When I joined UCT in the 1970s, there were no deputy vice-chancellors or
deputy registrars assisted by a myriad of underlings and ‘communication
officers’, and academic development was done within academic departments. Now, UCT has an entire faculty devoted to
academic development and which has “designed academic programs that do not just
look at marks or admission tests, but provide different ways of assessing
student potential to help them pass".
The abovementioned measures of educational success of these “programs”
are not ‘affirmative’. This reality is
exploited heavily by the leaderless, violent/destructive, academically
incoherent “MustFall” groups. On top of
this, traditional academic departments are being required to cut down on the
number of active academic researchers and support staff and curricula are to be
“investigated” to divest them of ‘colonial’ and “Eurocentric’ elements. No mention is made of what is to replace them
other than to encourage cross-disciplinary ‘inclusionism’. The danger here is that our graduates could
become academic ‘jerks-of-all-trades’.
If adopting a
racially based educational and research policy were not bad enough, why focus
on attracting “black American students to apply to UCT”? Price’s answer is to help them ”rediscover
some of their ancestral history”. What
about targeting kids from other African and developing countries, especially
those, e.g. India and Singapore, that have made the transition from colonies to
success stories? Of course, there are
also ‘black nationalists’ who will not welcome any infusion of American culture
into South Africa, regardless of ‘racial identity’.
Staying with
‘race’, by aggressively promoting the concept of “Black Lives Matter”, the UCT
Executive has, by default, taken the position that ‘Non-black’ lives don’t
matter. ALL lives matter! By its aggressive promotion of the use of
“trigger warnings”, the censorship/removal of ‘offensive’ artworks and symbols,
the expurgation of invited speakers and the creation of “safe spaces”
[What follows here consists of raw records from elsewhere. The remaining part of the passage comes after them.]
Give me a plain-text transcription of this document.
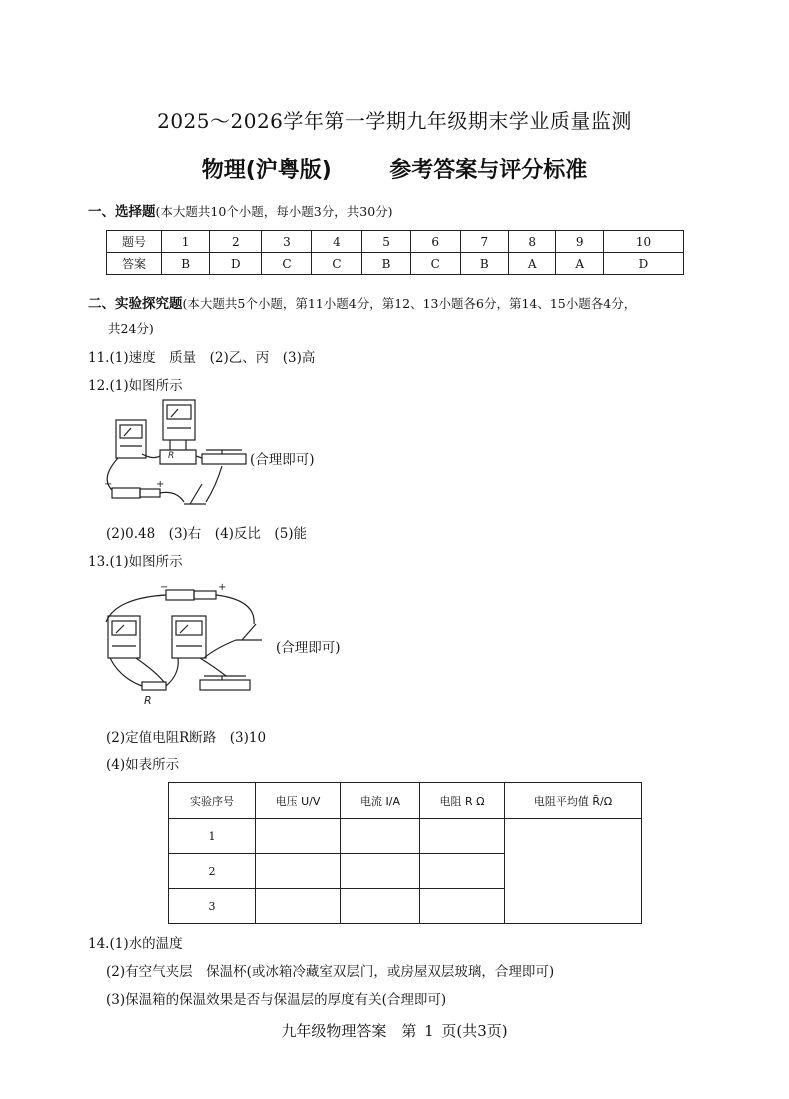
2025～2026学年第一学期九年级期末学业质量监测
物理(沪粤版)	参考答案与评分标准
一、选择题(本大题共10个小题，每小题3分，共30分)
题号	1	2	3	4	5	6	7	8	9	10
答案	B	D	C	C	B	C	B	A	A	D
二、实验探究题(本大题共5个小题，第11小题4分，第12、13小题各6分，第14、15小题各4分，
共24分)
11.(1)速度　质量　(2)乙、丙　(3)高
12.(1)如图所示
−	+
R	(合理即可)
(2)0.48　(3)右　(4)反比　(5)能
13.(1)如图所示
−	+
R
(合理即可)
(2)定值电阻R断路　(3)10
(4)如表所示
实验序号	电压 U/V	电流 I/A	电阻 R Ω	电阻平均值 R̄/Ω
1				
2				
3				
14.(1)水的温度
(2)有空气夹层　保温杯(或冰箱冷藏室双层门，或房屋双层玻璃，合理即可)
(3)保温箱的保温效果是否与保温层的厚度有关(合理即可)
九年级物理答案　第 1 页(共3页)
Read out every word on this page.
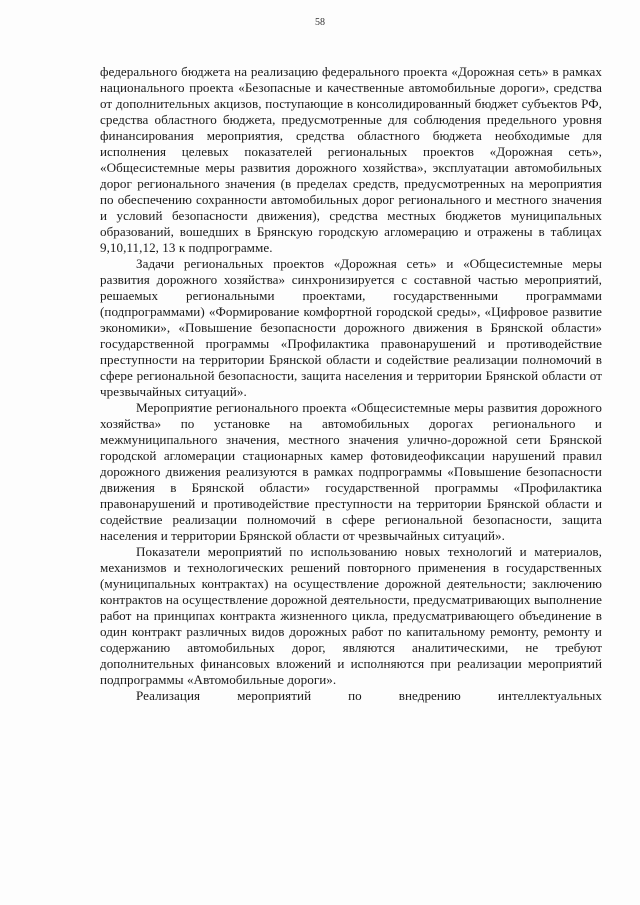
58

федерального бюджета на реализацию федерального проекта «Дорожная сеть» в рамках национального проекта «Безопасные и качественные автомобильные дороги», средства от дополнительных акцизов, поступающие в консолидированный бюджет субъектов РФ, средства областного бюджета, предусмотренные для соблюдения предельного уровня финансирования мероприятия, средства областного бюджета необходимые для исполнения целевых показателей региональных проектов «Дорожная сеть», «Общесистемные меры развития дорожного хозяйства», эксплуатации автомобильных дорог регионального значения (в пределах средств, предусмотренных на мероприятия по обеспечению сохранности автомобильных дорог регионального и местного значения и условий безопасности движения), средства местных бюджетов муниципальных образований, вошедших в Брянскую городскую агломерацию и отражены в таблицах 9,10,11,12, 13 к подпрограмме.

Задачи региональных проектов «Дорожная сеть» и «Общесистемные меры развития дорожного хозяйства» синхронизируется с составной частью мероприятий, решаемых региональными проектами, государственными программами (подпрограммами) «Формирование комфортной городской среды», «Цифровое развитие экономики», «Повышение безопасности дорожного движения в Брянской области» государственной программы «Профилактика правонарушений и противодействие преступности на территории Брянской области и содействие реализации полномочий в сфере региональной безопасности, защита населения и территории Брянской области от чрезвычайных ситуаций».

Мероприятие регионального проекта «Общесистемные меры развития дорожного хозяйства» по установке на автомобильных дорогах регионального и межмуниципального значения, местного значения улично-дорожной сети Брянской городской агломерации стационарных камер фотовидеофиксации нарушений правил дорожного движения реализуются в рамках подпрограммы «Повышение безопасности движения в Брянской области» государственной программы «Профилактика правонарушений и противодействие преступности на территории Брянской области и содействие реализации полномочий в сфере региональной безопасности, защита населения и территории Брянской области от чрезвычайных ситуаций».

Показатели мероприятий по использованию новых технологий и материалов, механизмов и технологических решений повторного применения в государственных (муниципальных контрактах) на осуществление дорожной деятельности; заключению контрактов на осуществление дорожной деятельности, предусматривающих выполнение работ на принципах контракта жизненного цикла, предусматривающего объединение в один контракт различных видов дорожных работ по капитальному ремонту, ремонту и содержанию автомобильных дорог, являются аналитическими, не требуют дополнительных финансовых вложений и исполняются при реализации мероприятий подпрограммы «Автомобильные дороги».

Реализация мероприятий по внедрению интеллектуальных
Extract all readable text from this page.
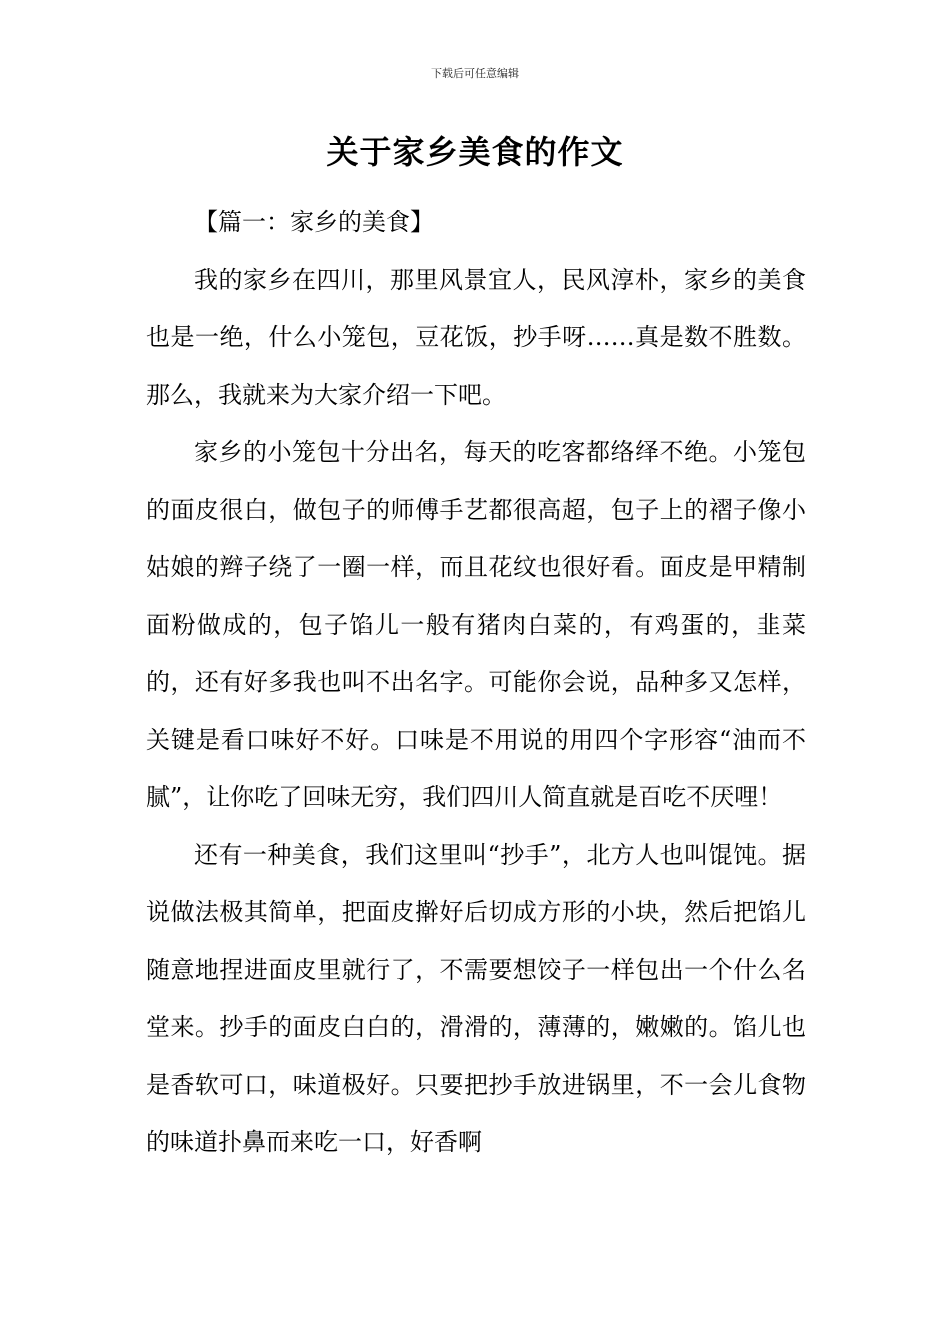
下载后可任意编辑
关于家乡美食的作文

【篇一：家乡的美食】

我的家乡在四川，那里风景宜人，民风淳朴，家乡的美食也是一绝，什么小笼包，豆花饭，抄手呀……真是数不胜数。那么，我就来为大家介绍一下吧。

家乡的小笼包十分出名，每天的吃客都络绎不绝。小笼包的面皮很白，做包子的师傅手艺都很高超，包子上的褶子像小姑娘的辫子绕了一圈一样，而且花纹也很好看。面皮是甲精制面粉做成的，包子馅儿一般有猪肉白菜的，有鸡蛋的，韭菜的，还有好多我也叫不出名字。可能你会说，品种多又怎样，关键是看口味好不好。口味是不用说的用四个字形容“油而不腻”，让你吃了回味无穷，我们四川人简直就是百吃不厌哩！

还有一种美食，我们这里叫“抄手”，北方人也叫馄饨。据说做法极其简单，把面皮擀好后切成方形的小块，然后把馅儿随意地捏进面皮里就行了，不需要想饺子一样包出一个什么名堂来。抄手的面皮白白的，滑滑的，薄薄的，嫩嫩的。馅儿也是香软可口，味道极好。只要把抄手放进锅里，不一会儿食物的味道扑鼻而来吃一口，好香啊
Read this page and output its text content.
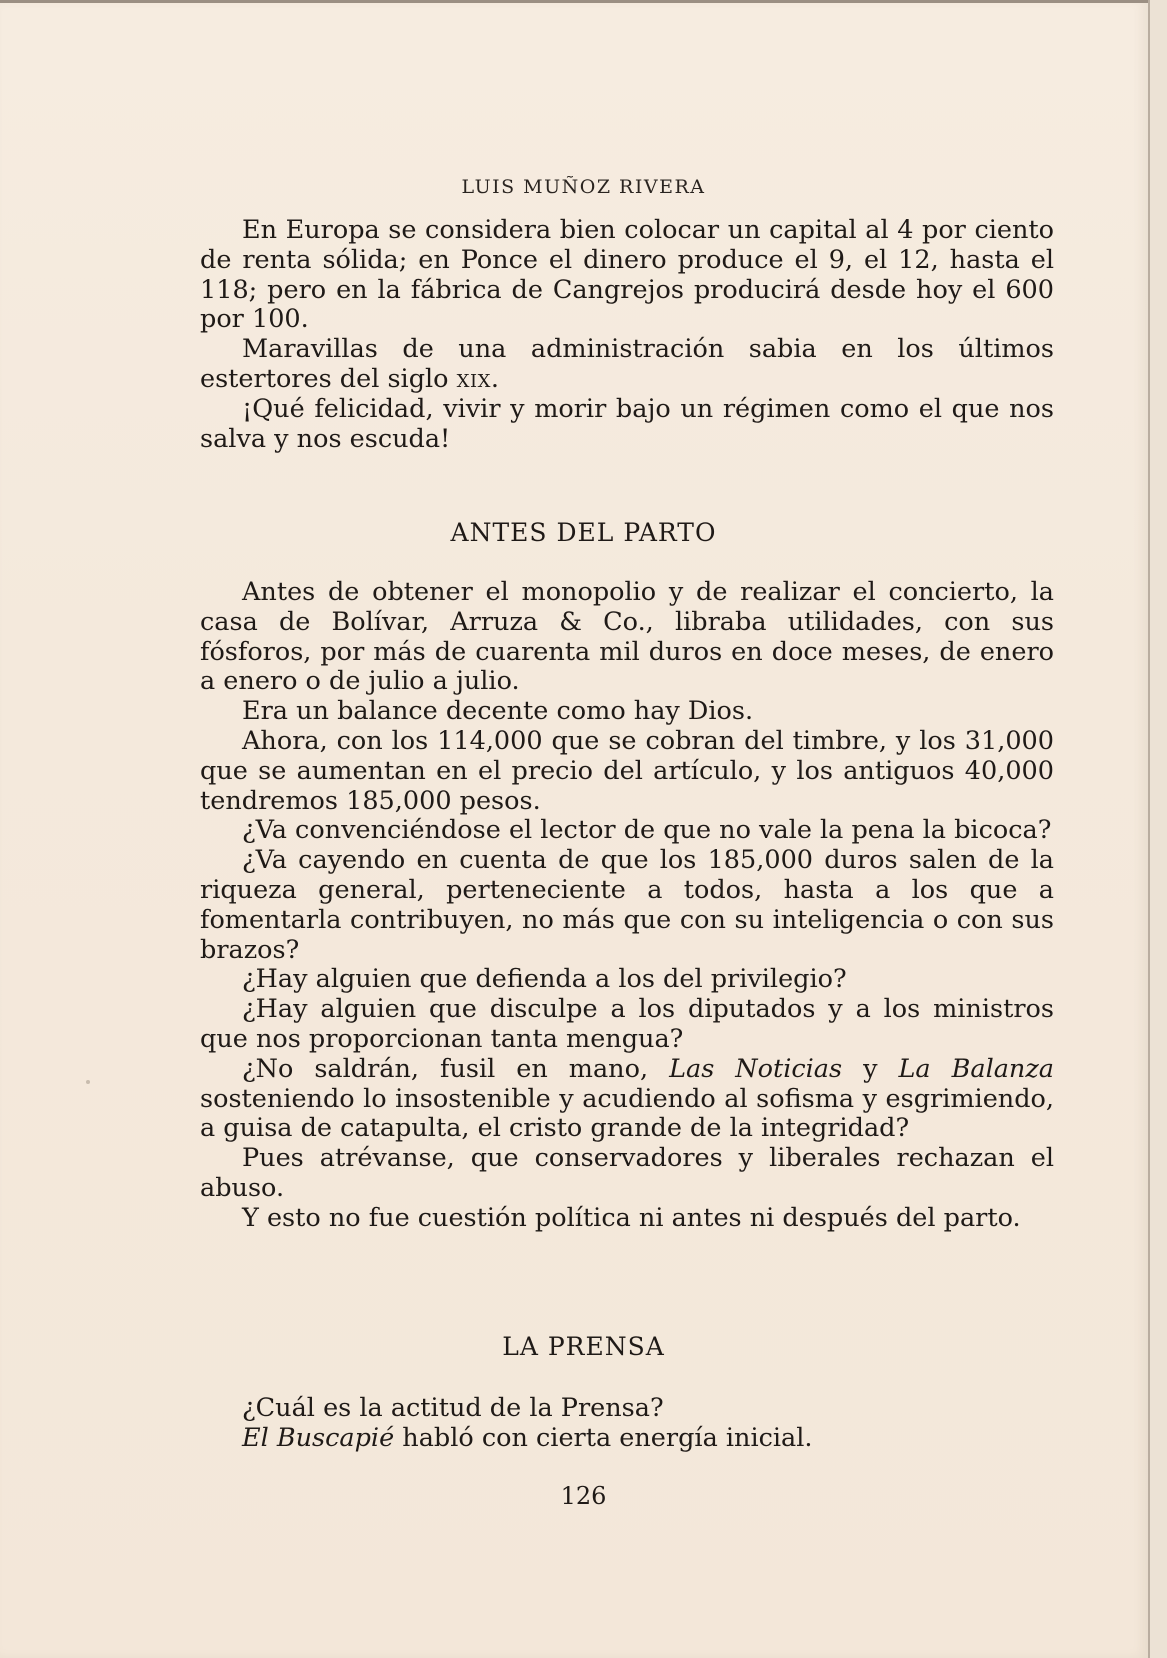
LUIS MUÑOZ RIVERA

En Europa se considera bien colocar un capital al 4 por ciento de renta sólida; en Ponce el dinero produce el 9, el 12, hasta el 118; pero en la fábrica de Cangrejos producirá desde hoy el 600 por 100.

Maravillas de una administración sabia en los últimos estertores del siglo xix.

¡Qué felicidad, vivir y morir bajo un régimen como el que nos salva y nos escuda!

ANTES DEL PARTO

Antes de obtener el monopolio y de realizar el concierto, la casa de Bolívar, Arruza & Co., libraba utilidades, con sus fósforos, por más de cuarenta mil duros en doce meses, de enero a enero o de julio a julio.

Era un balance decente como hay Dios.

Ahora, con los 114,000 que se cobran del timbre, y los 31,000 que se aumentan en el precio del artículo, y los antiguos 40,000 tendremos 185,000 pesos.

¿Va convenciéndose el lector de que no vale la pena la bicoca?

¿Va cayendo en cuenta de que los 185,000 duros salen de la riqueza general, perteneciente a todos, hasta a los que a fomentarla contribuyen, no más que con su inteligencia o con sus brazos?

¿Hay alguien que defienda a los del privilegio?

¿Hay alguien que disculpe a los diputados y a los ministros que nos proporcionan tanta mengua?

¿No saldrán, fusil en mano, Las Noticias y La Balanza sosteniendo lo insostenible y acudiendo al sofisma y esgrimiendo, a guisa de catapulta, el cristo grande de la integridad?

Pues atrévanse, que conservadores y liberales rechazan el abuso.

Y esto no fue cuestión política ni antes ni después del parto.

LA PRENSA

¿Cuál es la actitud de la Prensa?

El Buscapié habló con cierta energía inicial.

126
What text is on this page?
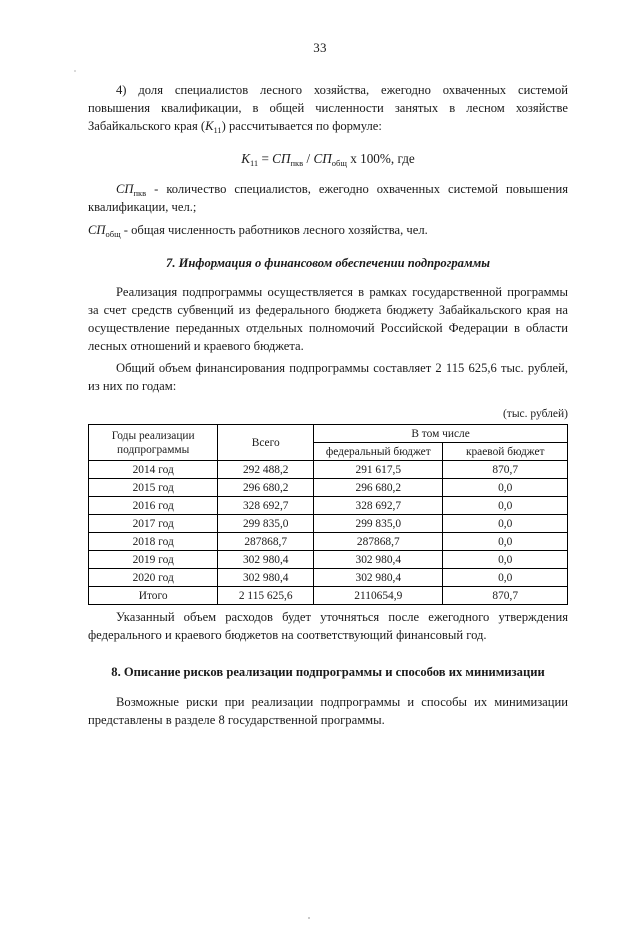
33

4) доля специалистов лесного хозяйства, ежегодно охваченных системой повышения квалификации, в общей численности занятых в лесном хозяйстве Забайкальского края $(К_{11})$ рассчитывается по формуле:

$К_{11} = СП_{пкв} / СП_{общ}$ х 100%, где

$СП_{пкв}$ - количество специалистов, ежегодно охваченных системой повышения квалификации, чел.;

$СП_{общ}$ - общая численность работников лесного хозяйства, чел.

7. Информация о финансовом обеспечении подпрограммы

Реализация подпрограммы осуществляется в рамках государственной программы за счет средств субвенций из федерального бюджета бюджету Забайкальского края на осуществление переданных отдельных полномочий Российской Федерации в области лесных отношений и краевого бюджета.

Общий объем финансирования подпрограммы составляет 2 115 625,6 тыс. рублей, из них по годам:

(тыс. рублей)
Годы реализации подпрограммы	Всего	В том числе	
		федеральный бюджет	краевой бюджет
2014 год	292 488,2	291 617,5	870,7
2015 год	296 680,2	296 680,2	0,0
2016 год	328 692,7	328 692,7	0,0
2017 год	299 835,0	299 835,0	0,0
2018 год	287868,7	287868,7	0,0
2019 год	302 980,4	302 980,4	0,0
2020 год	302 980,4	302 980,4	0,0
Итого	2 115 625,6	2110654,9	870,7

Указанный объем расходов будет уточняться после ежегодного утверждения федерального и краевого бюджетов на соответствующий финансовый год.

8. Описание рисков реализации подпрограммы и способов их минимизации

Возможные риски при реализации подпрограммы и способы их минимизации представлены в разделе 8 государственной программы.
(mini-Bantustans?) it runs the risk of resuscitating the foulest components of
Apartheid. Do we really need a ‘White’
Academic Caucus?
Worse still, by failing
to hold those who:
1. defame/intimidate/assault
(even murder
http://www.politicsweb.co.za/opinion/getting-away-with-murder?utm_source=Politicsweb+Daily+Headlines&utm_campaign=f36ad25cbc-DHN_30_June_2016&utm_medium=email&utm_term=0_a86f25db99-f36ad25cbc-140202025)
members of the UCT community;
2. undermine its
functioning as an educational institution; and
3. wantonly
destroy valuable assets
fully accountable
for their actions, the UCT Executive exposes itself to allegations of collusion
in these nefarious activities. Rather than
refuting the vile notions that “that Africa [was] … uncivilized until
colonialism took over” and “that no knowledge or discoveries come out of Africa”,
such socio-political engineering promotes their persistence.